La buona notizia per i Balcani è che continuerà ad esistere una DG incaricata di seguire i loro negoziati con Bruxelles. Per alcune settimane dall’insediamento di Juncker, infatti, le indiscrezioni sulla nuova Commissione UE facevano temere la cancellazione della Direzione. Un altro aspetto positivo è il fatto che il commissario prescelto è l’austriaco Johannes Hahn e non lo slovacco Maros Sefcovic. Dato che la Slovacchia è uno dei 5 stati membri a non aver riconosciuto il Kosovo, un suo emissario a capo della direzione generale avrebbe pesato a sfavore di uno dei paesi più indietro nel processo di avvicinamento a Bruxelles.

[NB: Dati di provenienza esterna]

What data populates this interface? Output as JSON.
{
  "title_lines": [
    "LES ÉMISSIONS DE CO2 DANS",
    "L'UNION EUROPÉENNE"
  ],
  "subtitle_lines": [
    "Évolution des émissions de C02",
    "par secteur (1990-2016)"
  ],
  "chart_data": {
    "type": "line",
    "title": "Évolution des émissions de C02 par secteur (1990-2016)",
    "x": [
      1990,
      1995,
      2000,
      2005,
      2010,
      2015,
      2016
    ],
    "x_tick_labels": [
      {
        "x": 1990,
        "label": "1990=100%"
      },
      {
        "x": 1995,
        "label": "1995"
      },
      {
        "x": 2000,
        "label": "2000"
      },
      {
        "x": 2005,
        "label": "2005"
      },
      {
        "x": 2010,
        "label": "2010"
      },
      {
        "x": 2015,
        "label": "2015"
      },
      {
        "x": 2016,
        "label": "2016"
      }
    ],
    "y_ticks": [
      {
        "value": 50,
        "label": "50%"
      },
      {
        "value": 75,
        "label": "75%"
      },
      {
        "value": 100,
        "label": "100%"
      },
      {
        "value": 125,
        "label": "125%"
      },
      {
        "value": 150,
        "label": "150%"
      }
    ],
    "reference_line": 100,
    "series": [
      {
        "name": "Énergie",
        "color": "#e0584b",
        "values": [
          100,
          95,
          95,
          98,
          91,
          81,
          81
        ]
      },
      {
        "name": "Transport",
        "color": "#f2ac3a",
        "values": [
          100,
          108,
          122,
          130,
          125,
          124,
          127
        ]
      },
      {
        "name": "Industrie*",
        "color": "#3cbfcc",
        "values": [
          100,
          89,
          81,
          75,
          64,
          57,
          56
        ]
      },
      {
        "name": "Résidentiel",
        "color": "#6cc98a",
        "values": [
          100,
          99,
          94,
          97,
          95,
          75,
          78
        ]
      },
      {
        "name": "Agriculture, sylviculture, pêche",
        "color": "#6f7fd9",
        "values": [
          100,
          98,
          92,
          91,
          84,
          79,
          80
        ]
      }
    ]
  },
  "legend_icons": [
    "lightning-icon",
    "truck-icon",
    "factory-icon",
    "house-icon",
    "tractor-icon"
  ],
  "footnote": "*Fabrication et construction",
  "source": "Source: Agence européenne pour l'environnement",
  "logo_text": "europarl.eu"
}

Tuttavia, questa nuova denominazione della DG che antepone la politica di Vicinato all’Allargamento e soprattutto l’accorpamento in una sola direzione generale di due politiche un tempo distinte tra loro, per il Sud Est Europa conferma il ridimensionamento di priorità nella agenda politica dell’UE. Di contro, per i paesi del Vicinato orientale (ma anche per i paesi del Mediterraneo) l’attivazione di una DG loro dedicata potrebbe significare che è finalmente arrivato il momento in cui l’Europa si prenderà più a cuore il loro futuro.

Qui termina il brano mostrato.